“You guys couldn’t wait for 18 balls, we waited for 18 years to see this day. We knew he wouldn’t throw his wicket away. He had to succeed. Else, he would have to sit out the next 12 games. I knew he won’t quit,” Rahul Tewatia’s uncle Dharambir turns philosophical in the morning after the night of his nephew’s life.
Not just the former cricketers on air and fans, but even his on-field partner Sanju Samson had turned down a single. Euthanasia through hit wicket or a wild charge was recommended. A smell of embarrassment swirled in the air but in a Sharjah minute, everything changed for Tewatia. Rather, he enforced it by slamming Sheldon Cottrell for five sixes in an over. A redemption story that only sport can offer in sixty seconds. Quite a ridiculous night, really.

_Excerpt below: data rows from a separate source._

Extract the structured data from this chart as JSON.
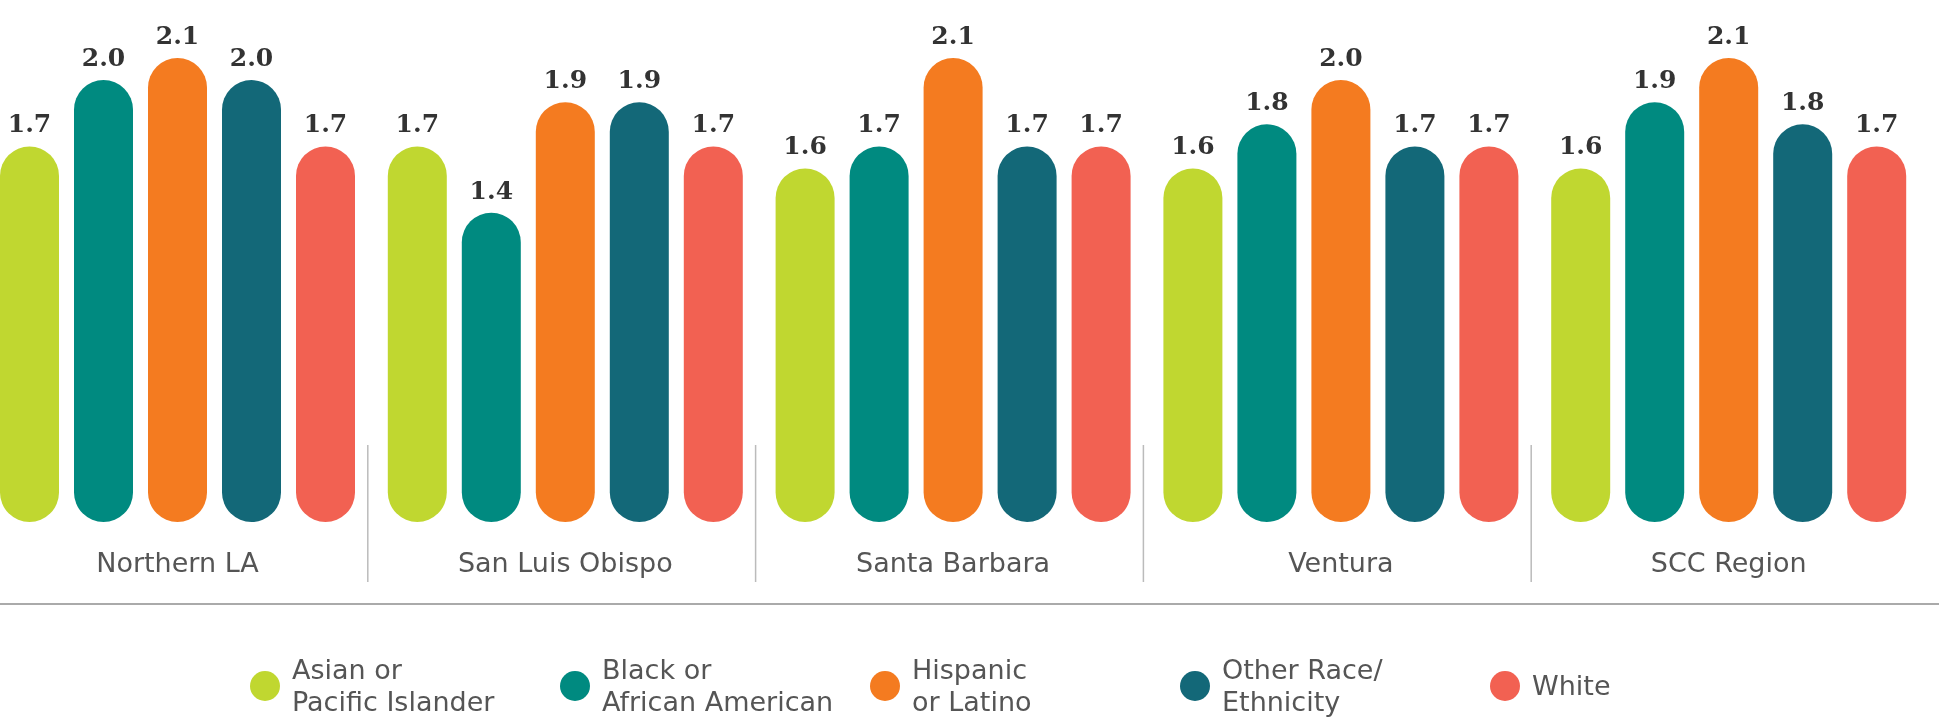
{
  "chart_data": {
    "type": "bar",
    "categories": [
      "Northern LA",
      "San Luis Obispo",
      "Santa Barbara",
      "Ventura",
      "SCC Region"
    ],
    "series": [
      {
        "name": "Asian or Pacific Islander",
        "color": "#c0d730",
        "values": [
          1.7,
          1.7,
          1.6,
          1.6,
          1.6
        ],
        "value_labels": [
          "1.7",
          "1.7",
          "1.6",
          "1.6",
          "1.6"
        ]
      },
      {
        "name": "Black or African American",
        "color": "#008a80",
        "values": [
          2.0,
          1.4,
          1.7,
          1.8,
          1.9
        ],
        "value_labels": [
          "2.0",
          "1.4",
          "1.7",
          "1.8",
          "1.9"
        ]
      },
      {
        "name": "Hispanic or Latino",
        "color": "#f47b20",
        "values": [
          2.1,
          1.9,
          2.1,
          2.0,
          2.1
        ],
        "value_labels": [
          "2.1",
          "1.9",
          "2.1",
          "2.0",
          "2.1"
        ]
      },
      {
        "name": "Other Race/ Ethnicity",
        "color": "#136878",
        "values": [
          2.0,
          1.9,
          1.7,
          1.7,
          1.8
        ],
        "value_labels": [
          "2.0",
          "1.9",
          "1.7",
          "1.7",
          "1.8"
        ]
      },
      {
        "name": "White",
        "color": "#f26152",
        "values": [
          1.7,
          1.7,
          1.7,
          1.7,
          1.7
        ],
        "value_labels": [
          "1.7",
          "1.7",
          "1.7",
          "1.7",
          "1.7"
        ]
      }
    ],
    "legend": "bottom"
  }
}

“Pandavas, Surdas, and now Rahul; that’s what our village Sihi is known for,” Rahul’s father Krishna Pal says. Sihi is a small village in Faridabad district in Haryana, where metro trains reach these days at the station named Sant Surdas Sihi.

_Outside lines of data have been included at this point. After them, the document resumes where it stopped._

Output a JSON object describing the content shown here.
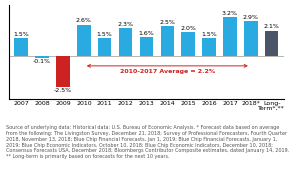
{
  "chart_data": {
    "type": "bar",
    "categories": [
      "2007",
      "2008",
      "2009",
      "2010",
      "2011",
      "2012",
      "2013",
      "2014",
      "2015",
      "2016",
      "2017",
      "2018*",
      "Long-\nTerm*,**"
    ],
    "values": [
      1.5,
      -0.1,
      -2.5,
      2.6,
      1.5,
      2.3,
      1.6,
      2.5,
      2.0,
      1.5,
      3.2,
      2.9,
      2.1
    ],
    "value_labels": [
      "1.5%",
      "-0.1%",
      "-2.5%",
      "2.6%",
      "1.5%",
      "2.3%",
      "1.6%",
      "2.5%",
      "2.0%",
      "1.5%",
      "3.2%",
      "2.9%",
      "2.1%"
    ],
    "data_labels": true,
    "colors": [
      "#29abe2",
      "#29abe2",
      "#cc2222",
      "#29abe2",
      "#29abe2",
      "#29abe2",
      "#29abe2",
      "#29abe2",
      "#29abe2",
      "#29abe2",
      "#29abe2",
      "#29abe2",
      "#4a5568"
    ],
    "ylim": [
      -3.5,
      4.2
    ],
    "tick_labels": "x",
    "annotations": [
      {
        "text": "2010-2017 Average = 2.2%",
        "from": "2010",
        "to": "2018*",
        "color": "#cc2222"
      }
    ],
    "footnote": "Source of underlying data: Historical data: U.S. Bureau of Economic Analysis. * Forecast data based on average from the following: The Livingston Survey, December 21, 2018; Survey of Professional Forecasters, Fourth Quarter 2018, November 13, 2018; Blue Chip Financial Forecasts, Jan 1, 2019; Blue Chip Financial Forecasts, January 1, 2019; Blue Chip Economic Indicators, October 10, 2018; Blue Chip Economic Indicators, December 10, 2018; Consensus Forecasts USA, December 2018; Bloombergs Contributor Composite estimates, dated January 14, 2019. ** Long-term is primarily based on forecasts for the next 10 years."
  }
}
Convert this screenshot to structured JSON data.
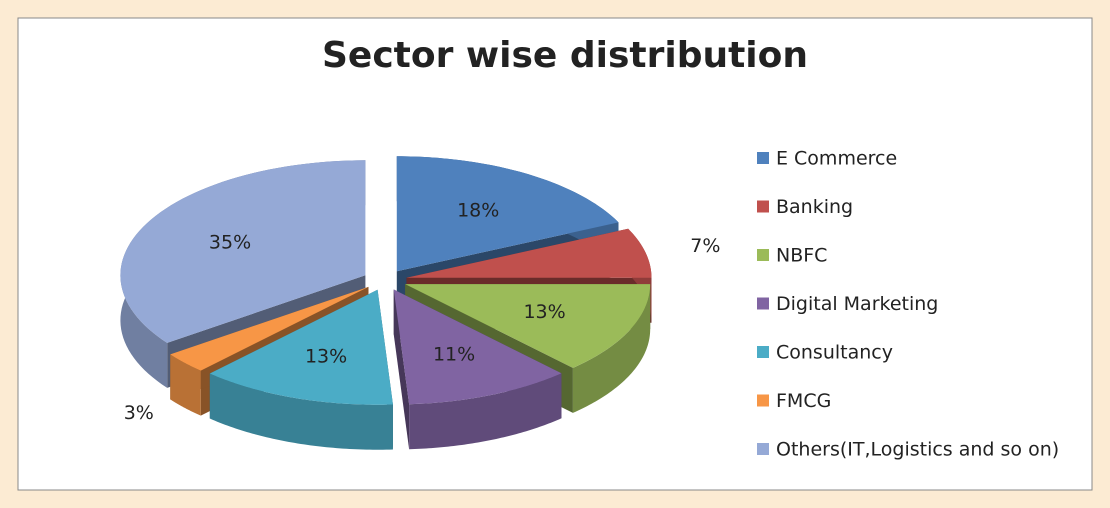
{
  "chart_data": {
    "type": "pie",
    "title": "Sector wise distribution",
    "categories": [
      "E Commerce",
      "Banking",
      "NBFC",
      "Digital Marketing",
      "Consultancy",
      "FMCG",
      "Others(IT,Logistics and so on)"
    ],
    "values": [
      18,
      7,
      13,
      11,
      13,
      3,
      35
    ],
    "value_labels": [
      "18%",
      "7%",
      "13%",
      "11%",
      "13%",
      "3%",
      "35%"
    ],
    "colors": [
      "#4f81bd",
      "#c0504d",
      "#9bbb59",
      "#8064a2",
      "#4bacc6",
      "#f79646",
      "#95a9d6"
    ],
    "legend": "right"
  }
}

His father wasn’t exaggerating much. Surdas, the blind poet who was one of the most influential figures of the Bhakti Movement, came from this village in the 16th century. In the epic Mahabharata, Pandavas had asked for five villages from Kauravas to avoid war. Four of them are mentioned and the fifth is left to the choice of Kauravas. In Krishna Pal’s telling, the fifth was Sihi. It’s no surprise then that in the land that revels in its myths, his son Rahul has chosen to build his own myth. “Rahul ka naam bhi jhud gaya (Rahul’s name has been added to Sihi’s history today). The whole village came to greet us. Those TV channel guys are also coming,” an elated Pal says.